2.3.2 Nieuwe projecten Overall monitor Sociaal domein In opdracht van het ministerie van BZK voert het SCP de overall monitor sociaal domein uit. Deze moet de Tweede Kamer vanaf 2016 informeren over de ontwikkelingen in het sociaal domein en het functioneren van de voorzieningen in het sociaal domein. De monitor geeft inzicht in ontwikkelingen in het voorzieningengebruik, het bestuurlijk functioneren van gemeenten en de gevolgen voor burgers die te maken hebben met het sociaal domein.
Pagina 32 van 34
Evaluatie Hervorming Langdurige Zorg In opdracht van VWS wordt een groot monitor- en evaluatieproject voorbereid dat doorloopt tot eind 2017. De hervorming van de langdurige zorg omvat de Wmo 2015 en de wijkverpleging, de Wet langdurige zorg en de intramurale GGZ. In overleg met de drie meest betrokken beleidsdirecties van VWS zijn onderzoeksvragen vastgesteld die de verschillende terreinen en de relaties daartussen betreffen. Het SCP zal de onderzoeksvragen verder uitwerken in diverse deelprojecten, die deels intern en deels extern uitgevoerd zullen worden. Daarbij leggen we ook verbindingen met lopend onderzoek dat binnen en buiten het SCP plaatsvindt, waaronder de gemeentelijke en de landelijke monitor sociaal domein. Informele hulp: aard, omvang, ervaringen en gevolgen In dit project gaan we na wat de feitelijke omvang is van de informele hulp (mantelzorger zijn of vrijwilliger in de zorg), bij welke groepen is de bereidheid om (meer of andere) informele zorg te geven groter dan bij anderen en met welke kenmerken het (willen) geven samenhangt.

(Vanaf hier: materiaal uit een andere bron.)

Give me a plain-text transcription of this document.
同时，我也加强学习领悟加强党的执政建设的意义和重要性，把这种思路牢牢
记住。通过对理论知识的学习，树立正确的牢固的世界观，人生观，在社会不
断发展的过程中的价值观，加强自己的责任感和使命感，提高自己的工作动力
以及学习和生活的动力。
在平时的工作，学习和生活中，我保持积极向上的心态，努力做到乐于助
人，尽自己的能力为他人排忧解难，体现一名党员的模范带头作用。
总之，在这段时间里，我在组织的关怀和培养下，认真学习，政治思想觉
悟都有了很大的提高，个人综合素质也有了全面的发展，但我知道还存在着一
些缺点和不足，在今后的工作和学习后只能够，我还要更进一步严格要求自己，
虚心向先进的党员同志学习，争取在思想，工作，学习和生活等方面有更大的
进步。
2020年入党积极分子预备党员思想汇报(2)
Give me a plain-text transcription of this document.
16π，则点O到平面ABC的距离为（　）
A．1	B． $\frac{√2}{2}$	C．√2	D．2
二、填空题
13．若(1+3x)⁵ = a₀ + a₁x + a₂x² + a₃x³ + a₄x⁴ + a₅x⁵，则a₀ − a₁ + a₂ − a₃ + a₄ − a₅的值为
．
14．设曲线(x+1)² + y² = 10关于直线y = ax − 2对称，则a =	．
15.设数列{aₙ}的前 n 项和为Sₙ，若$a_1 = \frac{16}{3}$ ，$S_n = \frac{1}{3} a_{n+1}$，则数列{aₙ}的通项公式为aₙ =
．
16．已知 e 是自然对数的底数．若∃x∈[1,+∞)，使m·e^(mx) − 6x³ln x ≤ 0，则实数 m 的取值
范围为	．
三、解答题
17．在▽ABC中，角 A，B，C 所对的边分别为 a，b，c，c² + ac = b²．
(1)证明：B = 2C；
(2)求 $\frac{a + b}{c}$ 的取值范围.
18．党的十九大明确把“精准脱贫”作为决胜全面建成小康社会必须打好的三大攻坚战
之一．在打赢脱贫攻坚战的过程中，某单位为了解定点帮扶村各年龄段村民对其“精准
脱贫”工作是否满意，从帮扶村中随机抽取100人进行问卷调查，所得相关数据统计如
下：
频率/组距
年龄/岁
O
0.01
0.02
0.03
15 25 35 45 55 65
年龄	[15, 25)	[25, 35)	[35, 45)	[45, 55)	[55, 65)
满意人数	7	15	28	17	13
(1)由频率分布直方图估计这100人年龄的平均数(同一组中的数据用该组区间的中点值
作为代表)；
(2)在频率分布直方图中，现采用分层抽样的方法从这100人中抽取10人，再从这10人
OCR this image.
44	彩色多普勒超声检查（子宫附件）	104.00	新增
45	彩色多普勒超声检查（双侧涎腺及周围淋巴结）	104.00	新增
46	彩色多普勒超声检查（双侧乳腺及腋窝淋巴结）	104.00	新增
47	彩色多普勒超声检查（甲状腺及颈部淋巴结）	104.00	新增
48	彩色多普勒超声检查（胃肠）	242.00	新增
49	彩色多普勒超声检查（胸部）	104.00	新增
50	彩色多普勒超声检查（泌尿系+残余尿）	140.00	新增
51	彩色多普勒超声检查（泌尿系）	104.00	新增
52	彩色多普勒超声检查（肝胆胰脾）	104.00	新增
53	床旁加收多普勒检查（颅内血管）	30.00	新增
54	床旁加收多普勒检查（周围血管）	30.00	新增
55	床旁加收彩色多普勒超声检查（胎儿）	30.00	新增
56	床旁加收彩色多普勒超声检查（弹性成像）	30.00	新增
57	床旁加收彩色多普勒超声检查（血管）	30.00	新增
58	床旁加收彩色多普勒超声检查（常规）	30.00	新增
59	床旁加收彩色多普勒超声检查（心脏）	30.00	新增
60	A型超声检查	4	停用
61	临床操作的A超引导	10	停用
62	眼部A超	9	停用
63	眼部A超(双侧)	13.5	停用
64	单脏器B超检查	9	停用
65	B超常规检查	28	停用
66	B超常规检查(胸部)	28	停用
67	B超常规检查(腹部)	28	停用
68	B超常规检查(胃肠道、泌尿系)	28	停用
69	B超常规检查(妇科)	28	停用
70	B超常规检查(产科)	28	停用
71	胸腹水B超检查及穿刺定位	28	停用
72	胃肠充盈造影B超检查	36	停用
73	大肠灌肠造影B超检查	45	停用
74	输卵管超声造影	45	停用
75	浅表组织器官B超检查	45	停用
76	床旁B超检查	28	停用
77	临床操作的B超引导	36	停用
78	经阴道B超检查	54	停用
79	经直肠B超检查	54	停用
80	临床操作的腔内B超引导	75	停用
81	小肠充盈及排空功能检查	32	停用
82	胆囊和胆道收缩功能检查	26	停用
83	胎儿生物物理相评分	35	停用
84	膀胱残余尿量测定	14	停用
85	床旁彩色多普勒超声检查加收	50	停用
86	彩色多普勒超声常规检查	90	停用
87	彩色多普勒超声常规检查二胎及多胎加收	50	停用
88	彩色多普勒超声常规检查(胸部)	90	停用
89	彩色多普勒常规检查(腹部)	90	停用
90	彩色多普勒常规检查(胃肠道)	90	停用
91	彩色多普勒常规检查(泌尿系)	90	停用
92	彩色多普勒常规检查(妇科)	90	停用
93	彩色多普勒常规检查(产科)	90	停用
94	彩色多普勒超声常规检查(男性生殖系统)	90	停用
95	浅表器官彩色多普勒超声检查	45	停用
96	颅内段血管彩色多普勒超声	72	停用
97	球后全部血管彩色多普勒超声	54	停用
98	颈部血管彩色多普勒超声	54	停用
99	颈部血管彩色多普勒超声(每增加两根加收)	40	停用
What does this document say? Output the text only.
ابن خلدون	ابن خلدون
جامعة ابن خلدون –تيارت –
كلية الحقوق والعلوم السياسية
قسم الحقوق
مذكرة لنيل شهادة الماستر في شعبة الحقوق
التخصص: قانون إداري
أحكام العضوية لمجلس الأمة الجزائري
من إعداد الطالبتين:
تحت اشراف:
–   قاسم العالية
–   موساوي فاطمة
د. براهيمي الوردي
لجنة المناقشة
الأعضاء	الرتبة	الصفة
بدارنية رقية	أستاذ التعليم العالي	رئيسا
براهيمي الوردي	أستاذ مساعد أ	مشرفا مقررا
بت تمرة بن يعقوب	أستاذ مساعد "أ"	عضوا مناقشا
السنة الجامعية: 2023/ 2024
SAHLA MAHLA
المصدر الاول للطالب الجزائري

Daarnaast gaan we in op aspecten als arbeid en zorg en de ondersteuning van mensen die informele hulp geven. Dit onderzoek is gebaseerd op enquêtes onder circa 10.000 mensen, van wie circa 2500 tot 3000 informele hulpverleners, verzameld in 2014. Opdrachtgever: VWS/ DMO. Eindproduct: december 2015. Jonge mantelzorgers Er wordt regelmatig aandacht gevraagd voor jonge mantelzorgers. Op basis van gegevens uit het HBSC en het OJO kunnen verschillende onderwerpen worden uitgediept, zoals de taken die jonge mantelzorgers uitvoeren, hun participatiemogelijkheden en de mate van belasting en de ondersteuning die mantelzorgers nodig hebben. Opdrachtgever VWS. Datum eindproduct: juni 2015.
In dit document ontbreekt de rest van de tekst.